Il craint que cette suspension n’introduise une défiance dans l’esprit des patients : « Soit on réintroduit le vaccin AstraZeneca et les gens vont se dire qu’il y a un doute, qu’on leur cache des choses, soit on ne le réintroduit pas et alors ça va être la catastrophe sur la crédibilité de l’ensemble du processus vaccinal et pas seulement sur tel ou tel vaccin de tel ou tel fabricant. » Pour Vincent Rébeillé-Borgella, cette suspension est une mesure excessive, selon les données à sa disposition : « Le COVID est une maladie mortelle qui tue environ 300 personnes chaque jour et laisse des séquelles. A côté, on a un vaccin qui provoque des effets secondaires en tout petit nombre d’après ce qu’on nous dit dans les dépêches d’agence. Peut-être que les personnes qui ont pris cette décision ont des données que nous on n’a pas. Même en tant que soignant, on n’a pas eu de communication spécifique. Je me demande comment s’en sortent les confrères qui utilisent ce soir le vaccin AstraZeneca, je ne sais pas comment on va faire pour les rendez-vous de la semaine prochaine, on est dans le flou. Peut-être qu’ils ont raison mais prendre cette décision sans préparation, sans information aux soignants, c’est très négatif », explique le médecin.

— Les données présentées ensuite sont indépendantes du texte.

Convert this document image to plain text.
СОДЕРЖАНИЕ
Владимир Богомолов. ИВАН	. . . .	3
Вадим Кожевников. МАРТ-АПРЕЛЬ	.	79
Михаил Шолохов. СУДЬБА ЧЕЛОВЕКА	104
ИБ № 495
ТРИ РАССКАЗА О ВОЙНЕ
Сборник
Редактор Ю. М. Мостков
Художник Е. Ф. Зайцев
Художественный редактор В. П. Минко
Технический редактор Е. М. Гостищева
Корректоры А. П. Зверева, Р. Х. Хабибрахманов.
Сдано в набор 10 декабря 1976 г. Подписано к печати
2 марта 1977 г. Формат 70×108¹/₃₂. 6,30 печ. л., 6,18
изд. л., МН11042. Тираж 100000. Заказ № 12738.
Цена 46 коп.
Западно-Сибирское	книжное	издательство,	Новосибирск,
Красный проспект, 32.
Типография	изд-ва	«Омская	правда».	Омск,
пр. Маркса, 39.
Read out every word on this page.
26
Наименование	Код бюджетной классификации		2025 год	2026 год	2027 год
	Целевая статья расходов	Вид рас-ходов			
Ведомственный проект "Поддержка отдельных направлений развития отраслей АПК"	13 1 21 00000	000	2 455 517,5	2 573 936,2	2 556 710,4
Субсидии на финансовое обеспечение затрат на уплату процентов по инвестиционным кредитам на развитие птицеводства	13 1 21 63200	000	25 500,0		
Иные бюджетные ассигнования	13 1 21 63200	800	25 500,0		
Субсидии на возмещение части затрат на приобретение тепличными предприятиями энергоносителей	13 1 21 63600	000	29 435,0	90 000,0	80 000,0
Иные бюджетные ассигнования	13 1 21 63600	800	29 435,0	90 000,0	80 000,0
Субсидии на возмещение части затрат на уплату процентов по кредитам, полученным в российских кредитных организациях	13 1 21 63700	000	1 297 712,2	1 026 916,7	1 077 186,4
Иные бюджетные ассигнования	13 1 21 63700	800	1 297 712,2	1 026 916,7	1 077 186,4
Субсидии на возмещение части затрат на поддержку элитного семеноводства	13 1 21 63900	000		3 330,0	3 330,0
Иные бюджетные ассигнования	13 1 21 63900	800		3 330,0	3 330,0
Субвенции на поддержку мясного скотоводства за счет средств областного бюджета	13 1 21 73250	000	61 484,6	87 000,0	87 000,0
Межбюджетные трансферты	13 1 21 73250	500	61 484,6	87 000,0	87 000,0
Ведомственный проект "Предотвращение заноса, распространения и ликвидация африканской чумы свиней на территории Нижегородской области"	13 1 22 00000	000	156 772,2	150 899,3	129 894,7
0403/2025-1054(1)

Selon lui, le vaccin est soupçonné d’augmenter le risque de thrombose cérébrale.  

Pas de raison de ne pas utiliser le vaccin, selon l'OMS

"L'Autorité européenne l'EMA rendra demain après-midi un avis sur le recours à ce vaccin (...) la décision qui a été prise en conformité aussi avec notre politique européenne est de suspendre par précaution la vaccination avec AstraZeneca en espérant la reprendre vite si l'avis de l'EMA le permet", a déclaré le chef de l'Etat. Une douzaine de pays ont suspendu par précaution l'utilisation de ce vaccin malgré des campagnes de vaccination poussives, après le signalement d'effets secondaires "possibles" mais sans lien avéré à ce stade. Le groupe pharmaceutique anglo-suédois affirme qu'il n'y a "aucune preuve de risque aggravé" de caillot sanguin entraîné par son vaccin, tandis que l'Organisation mondiale de la santé (OMS) estime qu'il n'y a "pas de raison de ne pas utiliser" ce vaccin.